Animal language (Animals)

by dhw, Thursday, January 15, 2015, 16:33 (3599 days ago) @ David Turell

dhw: I wrote, and you quoted: "How do you think the first birds made their nests?" The first weavers must have had the ability to design them, and “bit by bit” is your invention, not mine. I am against Darwinian gradualism...... 
DAVID: But you do believe in gradualism: did the weaverbirds spend time 'working out' the whole nest at first or a little bit at a time?-I was replying to your comment: “DHW seems to want the weaverbirds to have worked this out bit by bit until they got it right. Where did they keep their eggs until the plans got properly developed? That is a great Darwinian just-so proposal.” How gradual is gradual? I wasn't around at the time, so I can't answer your mischievous question. I'm suggesting that they worked it all out for themselves. Maybe each generation improved on the initial design, but they must have designed something - you can't live in a bit of a nest. Were you around to see your God's preprogrammed perfect nests suddenly emerge from nowhere? And why the heck would he preprogramme weavers' nests if his aim was to produce humans? Do you honestly believe we could not have existed without them?-dhw: ...you are resolutely opposed to the idea that our fellow creatures are able to think for themselves, although you frequently quote articles which prove they can.

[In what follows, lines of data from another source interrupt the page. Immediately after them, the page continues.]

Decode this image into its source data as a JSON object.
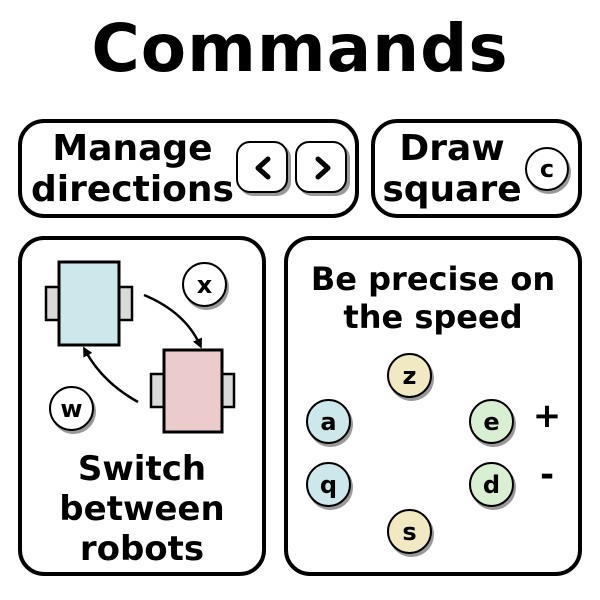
{
  "title": "Commands",
  "colors": {
    "robot_blue": "#cde8ea",
    "robot_pink": "#ebcbcb",
    "key_yellow": "#f1e9c2",
    "key_blue": "#cde8ea",
    "key_green": "#d9efd2",
    "key_white": "#ffffff"
  },
  "manage": {
    "label_line1": "Manage",
    "label_line2": "directions",
    "left_key": "chevron-left-icon",
    "right_key": "chevron-right-icon"
  },
  "draw": {
    "label_line1": "Draw",
    "label_line2": "square",
    "key": "c"
  },
  "switch": {
    "label_line1": "Switch",
    "label_line2": "between",
    "label_line3": "robots",
    "key_next": "x",
    "key_prev": "w"
  },
  "speed": {
    "label_line1": "Be precise on",
    "label_line2": "the speed",
    "key_up": "z",
    "key_down": "s",
    "key_left_up": "a",
    "key_left_down": "q",
    "key_right_up": "e",
    "key_right_down": "d",
    "plus": "+",
    "minus": "-"
  }
}
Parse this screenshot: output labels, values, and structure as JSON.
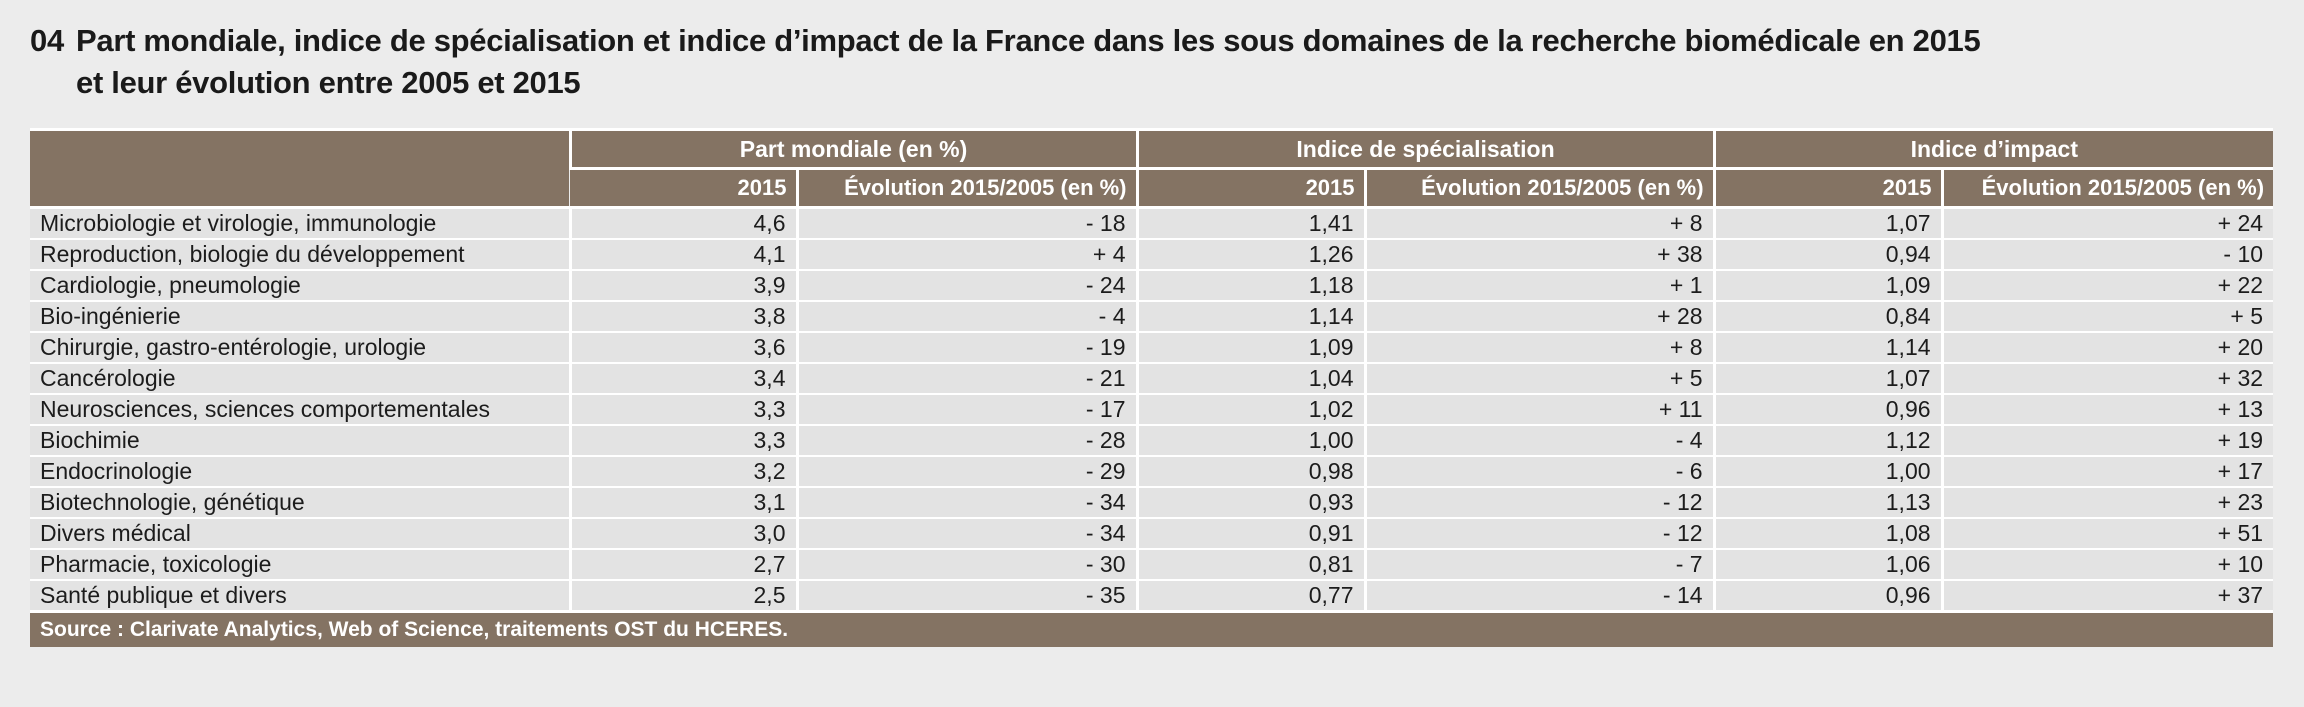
{
  "figure": {
    "number": "04",
    "title_line1": "Part mondiale, indice de spécialisation et indice d’impact de la France dans les sous domaines de la recherche biomédicale en 2015",
    "title_line2": "et leur évolution entre 2005 et 2015"
  },
  "colors": {
    "header_bg": "#847363",
    "row_bg": "#e3e3e3",
    "page_bg": "#ececec",
    "header_text": "#ffffff",
    "body_text": "#1c1c1c"
  },
  "table": {
    "groups": [
      {
        "label": "Part mondiale (en %)"
      },
      {
        "label": "Indice de spécialisation"
      },
      {
        "label": "Indice d’impact"
      }
    ],
    "subcols": {
      "year": "2015",
      "evolution": "Évolution 2015/2005 (en %)"
    },
    "rows": [
      {
        "label": "Microbiologie et virologie, immunologie",
        "pm_2015": "4,6",
        "pm_evo": "- 18",
        "is_2015": "1,41",
        "is_evo": "+ 8",
        "ii_2015": "1,07",
        "ii_evo": "+ 24"
      },
      {
        "label": "Reproduction, biologie du développement",
        "pm_2015": "4,1",
        "pm_evo": "+ 4",
        "is_2015": "1,26",
        "is_evo": "+ 38",
        "ii_2015": "0,94",
        "ii_evo": "- 10"
      },
      {
        "label": "Cardiologie, pneumologie",
        "pm_2015": "3,9",
        "pm_evo": "- 24",
        "is_2015": "1,18",
        "is_evo": "+ 1",
        "ii_2015": "1,09",
        "ii_evo": "+ 22"
      },
      {
        "label": "Bio-ingénierie",
        "pm_2015": "3,8",
        "pm_evo": "- 4",
        "is_2015": "1,14",
        "is_evo": "+ 28",
        "ii_2015": "0,84",
        "ii_evo": "+ 5"
      },
      {
        "label": "Chirurgie, gastro-entérologie, urologie",
        "pm_2015": "3,6",
        "pm_evo": "- 19",
        "is_2015": "1,09",
        "is_evo": "+ 8",
        "ii_2015": "1,14",
        "ii_evo": "+ 20"
      },
      {
        "label": "Cancérologie",
        "pm_2015": "3,4",
        "pm_evo": "- 21",
        "is_2015": "1,04",
        "is_evo": "+ 5",
        "ii_2015": "1,07",
        "ii_evo": "+ 32"
      },
      {
        "label": "Neurosciences, sciences comportementales",
        "pm_2015": "3,3",
        "pm_evo": "- 17",
        "is_2015": "1,02",
        "is_evo": "+ 11",
        "ii_2015": "0,96",
        "ii_evo": "+ 13"
      },
      {
        "label": "Biochimie",
        "pm_2015": "3,3",
        "pm_evo": "- 28",
        "is_2015": "1,00",
        "is_evo": "- 4",
        "ii_2015": "1,12",
        "ii_evo": "+ 19"
      },
      {
        "label": "Endocrinologie",
        "pm_2015": "3,2",
        "pm_evo": "- 29",
        "is_2015": "0,98",
        "is_evo": "- 6",
        "ii_2015": "1,00",
        "ii_evo": "+ 17"
      },
      {
        "label": "Biotechnologie, génétique",
        "pm_2015": "3,1",
        "pm_evo": "- 34",
        "is_2015": "0,93",
        "is_evo": "- 12",
        "ii_2015": "1,13",
        "ii_evo": "+ 23"
      },
      {
        "label": "Divers médical",
        "pm_2015": "3,0",
        "pm_evo": "- 34",
        "is_2015": "0,91",
        "is_evo": "- 12",
        "ii_2015": "1,08",
        "ii_evo": "+ 51"
      },
      {
        "label": "Pharmacie, toxicologie",
        "pm_2015": "2,7",
        "pm_evo": "- 30",
        "is_2015": "0,81",
        "is_evo": "- 7",
        "ii_2015": "1,06",
        "ii_evo": "+ 10"
      },
      {
        "label": "Santé publique et divers",
        "pm_2015": "2,5",
        "pm_evo": "- 35",
        "is_2015": "0,77",
        "is_evo": "- 14",
        "ii_2015": "0,96",
        "ii_evo": "+ 37"
      }
    ],
    "source": "Source : Clarivate Analytics, Web of Science, traitements OST du HCERES."
  }
}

DAVID: Of course they can work out very simple mental issues. You just won't recognize the giant leap to us doesn't fit any orderly form of evolution.-What do you mean by “orderly”? You've posted a thread on Neanderthal tools. Our fellow animals also use tools. Once you have an extra degree of intelligence, each generation builds on the discoveries of its predecessors. Of course there's a gulf between us and our fellow animals - but you're considering humanity as it is now. Our ancestors lived in caves like animals. Now we have skyscrapers. Our ancestors communicated vocally like animals. Now we have books, telephones, the Internet. Our ancestors hunted like animals. Now we have farms, factories, supermarkets...All this because we have an extra degree of intelligence which has enabled our species to develop the resources offered by Nature. As in general evolution, each innovation may have been a giant leap, but the progression from the “primitive” (animal and early human) to the “civilized” (homo sapiens ‘modernus') has been an orderly development as our more advanced intelligence provides each improvement.
 
dhw: .... In my example, the prospective mate will choose between the songs/displays of the suitors. One will seem to her/him more attractive than the others. That = animal aesthetics.
DAVID: It is you who is using the aesthetic term 'attractive'. We don't know that the response is not an automatic response to a certain note. And you can't claim you know it is 'attraction'. Neither you or I know which is correct.-You're right: on a certain epistemological level, we know nothing. Maybe all our fellow creatures are clockwork toys carrying out God's instructions. Indeed, we may be the same. And naturalists who have spent their lives studying animal behaviour are deluded. Strangely, I don't share your agnosticism on this subject. I believe that our fellow animals are intelligent, sentient, creative etc., though generally to a much smaller degree than ourselves.
 
dhw: I am not imposing human attributes on our fellow animals; we have inherited those attributes from them. Animals are not less advanced humans. Humans are more advanced animals.
DAVID: I accept your point. The attributes started before we evolved. But I view the gap as a difference in kind, and you don't. At no other point in evolution do we see such a gap, except at the Cambrian.-The gap is enormous, but as above I see an “orderly” development from animal to so-called primitive to so-called civilized society/technology/emotion/communication/ education/aesthetics etc. Tony wrote that the surprise expressed by some in relation to the complexities of animal language “emphasizes human arrogance”. He went on: “perhaps that is what happens when people get too far removed from nature; they start to believe that other life forms are not as valid, precious, or complex as our own.” I would add that they start to believe the gap is so great that humans are different in “kind” to the animals from which they have descended.